Assim, a proposta refere que "a idade mínima digital para acesso autónomo a plataformas de redes sociais, serviços de partilha de vídeos e serviços de comunicação aberta é fixada em 16 anos; crianças com idade igual ou superior a 13 anos apenas podem aceder mediante (...) consentimento parental expresso e verificado". Com a comprovação da idade mínima digital a ser realizada através do sistema Chave Móvel Digital, "mediante autenticação simples ou reforçada, conforme previsto no referencial técnico".
Atualmente, o no acesso às redes sociais e outras plataformas, a lei em vigor estabelece o limite de 13 anos para o consentimento das pessoas menores de idade.

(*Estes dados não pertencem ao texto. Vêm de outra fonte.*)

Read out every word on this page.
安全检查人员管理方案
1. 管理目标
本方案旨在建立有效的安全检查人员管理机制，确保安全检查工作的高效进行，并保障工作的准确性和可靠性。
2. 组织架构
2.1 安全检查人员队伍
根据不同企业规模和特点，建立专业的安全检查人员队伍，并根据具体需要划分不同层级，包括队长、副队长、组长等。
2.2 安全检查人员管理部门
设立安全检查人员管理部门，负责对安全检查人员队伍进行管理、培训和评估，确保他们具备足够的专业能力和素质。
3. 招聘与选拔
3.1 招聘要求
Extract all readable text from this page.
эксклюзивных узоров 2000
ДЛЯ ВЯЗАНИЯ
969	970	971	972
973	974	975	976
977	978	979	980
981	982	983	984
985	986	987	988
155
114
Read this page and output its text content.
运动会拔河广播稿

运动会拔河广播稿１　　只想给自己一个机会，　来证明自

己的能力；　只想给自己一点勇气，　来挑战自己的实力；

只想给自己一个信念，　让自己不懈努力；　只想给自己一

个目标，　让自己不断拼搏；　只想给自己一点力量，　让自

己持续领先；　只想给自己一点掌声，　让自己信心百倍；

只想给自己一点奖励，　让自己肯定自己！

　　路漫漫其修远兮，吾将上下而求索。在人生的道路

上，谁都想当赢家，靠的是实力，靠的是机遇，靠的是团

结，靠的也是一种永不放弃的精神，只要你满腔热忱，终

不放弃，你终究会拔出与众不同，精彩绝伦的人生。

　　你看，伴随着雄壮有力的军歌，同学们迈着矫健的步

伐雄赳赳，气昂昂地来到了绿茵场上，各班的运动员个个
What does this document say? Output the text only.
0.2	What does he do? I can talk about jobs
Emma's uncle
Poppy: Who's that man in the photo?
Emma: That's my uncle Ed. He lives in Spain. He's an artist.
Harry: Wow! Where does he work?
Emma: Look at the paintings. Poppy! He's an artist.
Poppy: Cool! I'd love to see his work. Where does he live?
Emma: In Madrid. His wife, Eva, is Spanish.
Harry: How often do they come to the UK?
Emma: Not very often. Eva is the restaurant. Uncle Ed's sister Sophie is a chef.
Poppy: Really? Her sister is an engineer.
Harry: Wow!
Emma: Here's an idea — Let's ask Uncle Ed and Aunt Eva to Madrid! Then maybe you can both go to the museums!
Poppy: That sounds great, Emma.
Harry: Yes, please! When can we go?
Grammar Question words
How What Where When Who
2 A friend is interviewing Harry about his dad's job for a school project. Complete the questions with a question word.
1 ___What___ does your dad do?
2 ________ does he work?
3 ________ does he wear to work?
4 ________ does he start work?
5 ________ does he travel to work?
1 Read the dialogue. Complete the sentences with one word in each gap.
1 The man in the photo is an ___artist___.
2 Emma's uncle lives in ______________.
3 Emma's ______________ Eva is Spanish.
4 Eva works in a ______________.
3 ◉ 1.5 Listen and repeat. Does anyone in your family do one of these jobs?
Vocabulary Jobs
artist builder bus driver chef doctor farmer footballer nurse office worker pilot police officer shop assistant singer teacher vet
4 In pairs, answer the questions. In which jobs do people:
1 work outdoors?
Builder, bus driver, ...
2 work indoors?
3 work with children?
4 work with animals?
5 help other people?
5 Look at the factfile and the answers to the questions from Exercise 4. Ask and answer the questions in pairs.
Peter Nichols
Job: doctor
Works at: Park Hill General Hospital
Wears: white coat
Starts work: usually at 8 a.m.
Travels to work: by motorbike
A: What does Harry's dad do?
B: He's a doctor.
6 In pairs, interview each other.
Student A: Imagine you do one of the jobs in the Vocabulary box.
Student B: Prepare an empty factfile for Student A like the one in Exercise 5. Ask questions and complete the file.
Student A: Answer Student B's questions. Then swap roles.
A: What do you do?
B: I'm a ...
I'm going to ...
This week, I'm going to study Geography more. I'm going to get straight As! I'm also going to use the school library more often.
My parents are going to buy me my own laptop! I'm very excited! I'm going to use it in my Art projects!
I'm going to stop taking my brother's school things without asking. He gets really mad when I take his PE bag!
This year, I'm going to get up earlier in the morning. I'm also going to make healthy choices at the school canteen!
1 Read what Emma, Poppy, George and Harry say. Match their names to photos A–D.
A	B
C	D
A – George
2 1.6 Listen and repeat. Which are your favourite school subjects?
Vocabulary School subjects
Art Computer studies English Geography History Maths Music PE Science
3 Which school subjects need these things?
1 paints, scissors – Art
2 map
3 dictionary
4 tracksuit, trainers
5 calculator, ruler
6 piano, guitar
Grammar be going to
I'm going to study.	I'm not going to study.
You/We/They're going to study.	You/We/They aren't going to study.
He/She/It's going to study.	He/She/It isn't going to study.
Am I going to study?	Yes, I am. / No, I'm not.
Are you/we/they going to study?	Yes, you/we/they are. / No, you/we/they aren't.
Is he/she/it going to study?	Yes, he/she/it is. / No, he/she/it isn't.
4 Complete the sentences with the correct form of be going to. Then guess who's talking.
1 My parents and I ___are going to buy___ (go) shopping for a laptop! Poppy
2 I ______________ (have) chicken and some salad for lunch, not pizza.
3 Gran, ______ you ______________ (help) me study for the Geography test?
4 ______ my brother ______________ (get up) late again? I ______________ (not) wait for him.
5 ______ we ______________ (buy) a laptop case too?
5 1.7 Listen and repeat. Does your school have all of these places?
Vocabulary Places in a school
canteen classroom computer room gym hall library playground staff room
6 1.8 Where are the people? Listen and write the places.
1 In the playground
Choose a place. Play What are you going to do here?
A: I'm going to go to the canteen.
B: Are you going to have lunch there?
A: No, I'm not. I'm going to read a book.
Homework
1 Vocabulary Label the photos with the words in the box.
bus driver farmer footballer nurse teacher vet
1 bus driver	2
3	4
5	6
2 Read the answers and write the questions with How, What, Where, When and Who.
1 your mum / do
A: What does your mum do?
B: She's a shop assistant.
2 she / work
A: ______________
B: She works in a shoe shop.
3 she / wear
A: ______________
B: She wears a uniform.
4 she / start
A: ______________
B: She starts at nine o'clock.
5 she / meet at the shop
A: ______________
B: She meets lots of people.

O PSD assinala que "a evolução não só da tecnologia digital, mas também do seu uso por menores de idade, tem sido exponencial". Sendo que com o projeto "não se pretende banir ou proibir o acesso de crianças às redes sociais e a outras plataformas digitais", mas sim "promover que elas dominam o ambiente digital em vez de serem dominadas por ele, reduzindo riscos de adição, exposição a conteúdos nocivos e a aliciamentos ilícitos".
Se a proposta for aprovada pelo Parlamento, as limitações de acesso vão abranger redes sociais como o Instagram, o Facebook ou o TikTok. Mas não plataformas como o WhatsApp, que é utilizada por muitos pais para comunicação com os seus filhos.
Já em termos de garantir o cumprimento efetivo das medidas propostas,defende-se que a fiscalização deve caber à ANACOM e à Comissão Nacional de Proteção e Dados (CNPD). Estar devem articular-se com "a ARTE - Agência para a Reforma Tecnológica do Estado, para garantir a integração segura e adequada do sistema Chave Móvel Digital nos sistemas de verificação de idade previstos na presente lei".
ANACOM e CNPD "podem emitir orientações e aplicar coimas robustas - até dois milhões euros ou 2% do volume de negócios anual mundial -, com responsabilidade civil objetiva por danos causados às crianças. Já os prestadores de serviços abrangidos pelas restrições "devem implementar mecanismos de verificação de idade quando disponibilizem conteúdos potencialmente nocivos ou proibidos a crianças; serviços de redes sociais, jogos online, apostas online, partilha de vídeos; conteúdos ou funcionalidades suscetíveis de afetar a saúde, socialização, capacidade de aprendizagem e bem-estar das crianças".